Почему так колотится сердце? Разве это – не лучший выход? Деньги – есть пока. Благословенны проданные сережки! Ведь хотела все поставить на карту, себя испытать – вот и поставила… Пограничная ситуация – только в ней человек может познать себя, понять, чего стоит, – так, кажется, у экзистенциалистов…

На бегу она притормозила у киоска, купила мороженое и стала с жадностью кусать его ледяную плоть разом онемевшими зубами.

«Остынь, девочка! Тебе надо собраться. Ну хорошо, с работой покончено. Что дальше? Вернуться домой и сесть за роман? Не могу. Что-то мешает… Что?»

Смертный грех. Они с Алешей повинны в смертном грехе! Пусть не сознательно, пусть невольно, но они его совершили! Кровные брат и сестра, занимающиеся любовью… Смертный грех. И ничего уже не поправишь…

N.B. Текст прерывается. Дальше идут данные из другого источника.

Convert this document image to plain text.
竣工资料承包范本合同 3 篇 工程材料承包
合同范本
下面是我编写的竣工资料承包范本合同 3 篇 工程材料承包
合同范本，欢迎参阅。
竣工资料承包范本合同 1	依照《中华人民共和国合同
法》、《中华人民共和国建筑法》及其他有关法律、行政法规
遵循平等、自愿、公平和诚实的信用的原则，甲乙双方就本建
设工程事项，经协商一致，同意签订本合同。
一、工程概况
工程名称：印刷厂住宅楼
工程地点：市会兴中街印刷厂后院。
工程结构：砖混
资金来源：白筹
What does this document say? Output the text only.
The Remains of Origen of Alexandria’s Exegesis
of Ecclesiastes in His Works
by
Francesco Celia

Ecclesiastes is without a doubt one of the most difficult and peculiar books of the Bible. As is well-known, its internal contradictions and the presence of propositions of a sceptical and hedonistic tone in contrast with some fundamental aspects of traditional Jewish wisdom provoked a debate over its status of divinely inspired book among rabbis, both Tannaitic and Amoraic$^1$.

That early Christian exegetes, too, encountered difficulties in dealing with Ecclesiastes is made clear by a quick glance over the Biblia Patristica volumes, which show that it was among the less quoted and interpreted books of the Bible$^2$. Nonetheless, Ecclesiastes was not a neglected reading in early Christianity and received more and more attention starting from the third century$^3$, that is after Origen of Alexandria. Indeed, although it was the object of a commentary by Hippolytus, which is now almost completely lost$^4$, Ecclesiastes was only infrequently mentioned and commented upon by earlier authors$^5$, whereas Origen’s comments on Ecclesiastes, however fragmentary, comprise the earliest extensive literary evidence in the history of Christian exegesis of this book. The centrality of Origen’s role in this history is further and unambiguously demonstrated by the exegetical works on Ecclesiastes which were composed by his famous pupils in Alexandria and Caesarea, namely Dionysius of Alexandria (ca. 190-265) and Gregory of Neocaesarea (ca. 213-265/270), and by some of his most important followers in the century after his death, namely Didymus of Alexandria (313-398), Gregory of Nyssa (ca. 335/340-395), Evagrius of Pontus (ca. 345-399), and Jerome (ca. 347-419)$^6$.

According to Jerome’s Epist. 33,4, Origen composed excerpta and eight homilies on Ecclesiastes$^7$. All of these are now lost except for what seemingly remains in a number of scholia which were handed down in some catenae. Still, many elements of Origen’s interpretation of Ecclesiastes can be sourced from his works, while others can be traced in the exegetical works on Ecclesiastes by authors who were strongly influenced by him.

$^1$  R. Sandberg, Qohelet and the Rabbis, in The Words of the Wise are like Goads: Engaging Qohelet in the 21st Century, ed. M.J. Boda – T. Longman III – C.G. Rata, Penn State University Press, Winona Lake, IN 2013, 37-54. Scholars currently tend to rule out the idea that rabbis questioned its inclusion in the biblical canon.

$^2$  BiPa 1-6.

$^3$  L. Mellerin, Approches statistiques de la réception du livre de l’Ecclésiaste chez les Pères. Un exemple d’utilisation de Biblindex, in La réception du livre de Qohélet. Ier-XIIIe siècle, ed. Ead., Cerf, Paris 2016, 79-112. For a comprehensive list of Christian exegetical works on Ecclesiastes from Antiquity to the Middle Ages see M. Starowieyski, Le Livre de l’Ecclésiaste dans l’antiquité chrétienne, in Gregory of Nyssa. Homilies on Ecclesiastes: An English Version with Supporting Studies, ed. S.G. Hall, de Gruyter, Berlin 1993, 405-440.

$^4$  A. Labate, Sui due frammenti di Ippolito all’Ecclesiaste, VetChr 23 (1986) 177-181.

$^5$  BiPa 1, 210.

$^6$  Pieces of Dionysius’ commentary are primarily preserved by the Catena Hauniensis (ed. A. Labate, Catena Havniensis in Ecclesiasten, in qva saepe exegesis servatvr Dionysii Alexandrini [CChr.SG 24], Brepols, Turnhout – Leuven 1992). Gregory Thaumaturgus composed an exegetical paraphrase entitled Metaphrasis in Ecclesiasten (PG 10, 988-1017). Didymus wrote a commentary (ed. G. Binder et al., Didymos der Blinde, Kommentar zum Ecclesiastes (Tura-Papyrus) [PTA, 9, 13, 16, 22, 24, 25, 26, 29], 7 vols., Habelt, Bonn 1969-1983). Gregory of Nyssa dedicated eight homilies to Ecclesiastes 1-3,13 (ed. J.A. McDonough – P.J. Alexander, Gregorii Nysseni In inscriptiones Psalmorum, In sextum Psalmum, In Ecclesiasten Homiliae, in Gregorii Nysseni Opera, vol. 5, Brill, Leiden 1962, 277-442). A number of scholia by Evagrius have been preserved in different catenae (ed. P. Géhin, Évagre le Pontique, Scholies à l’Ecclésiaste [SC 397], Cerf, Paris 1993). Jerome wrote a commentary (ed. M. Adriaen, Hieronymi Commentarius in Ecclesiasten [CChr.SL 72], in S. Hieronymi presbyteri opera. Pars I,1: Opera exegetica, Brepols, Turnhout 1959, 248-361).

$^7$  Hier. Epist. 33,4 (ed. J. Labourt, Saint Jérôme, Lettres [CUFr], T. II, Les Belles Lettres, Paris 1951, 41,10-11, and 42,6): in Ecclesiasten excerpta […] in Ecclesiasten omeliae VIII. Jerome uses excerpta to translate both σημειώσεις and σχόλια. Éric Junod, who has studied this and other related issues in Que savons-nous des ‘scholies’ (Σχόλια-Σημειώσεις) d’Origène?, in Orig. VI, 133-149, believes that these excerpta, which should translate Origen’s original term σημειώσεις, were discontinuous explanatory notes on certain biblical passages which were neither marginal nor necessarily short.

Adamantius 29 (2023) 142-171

Она кинулась вниз по Рождественке к Трубной площади, вскочила на ходу в отъезжающий троллейбус, тщетно надеясь, что иллюзия движения развеет страх, грозящий изрешетить сознание, рвущееся в клочки. Но троллейбус измучил ее, зависая в чаду и гари на каждом перекрестке, светофоры, словно сговариваясь, встречали его красным светом, и, жалкий, бессильный, он дергался и замирал, словно дохлый жук с длинными усиками. Вера металась по салону, перебегая от кабины водителя в хвост и обратно, словно ее затравленный бег мог ускорить движение.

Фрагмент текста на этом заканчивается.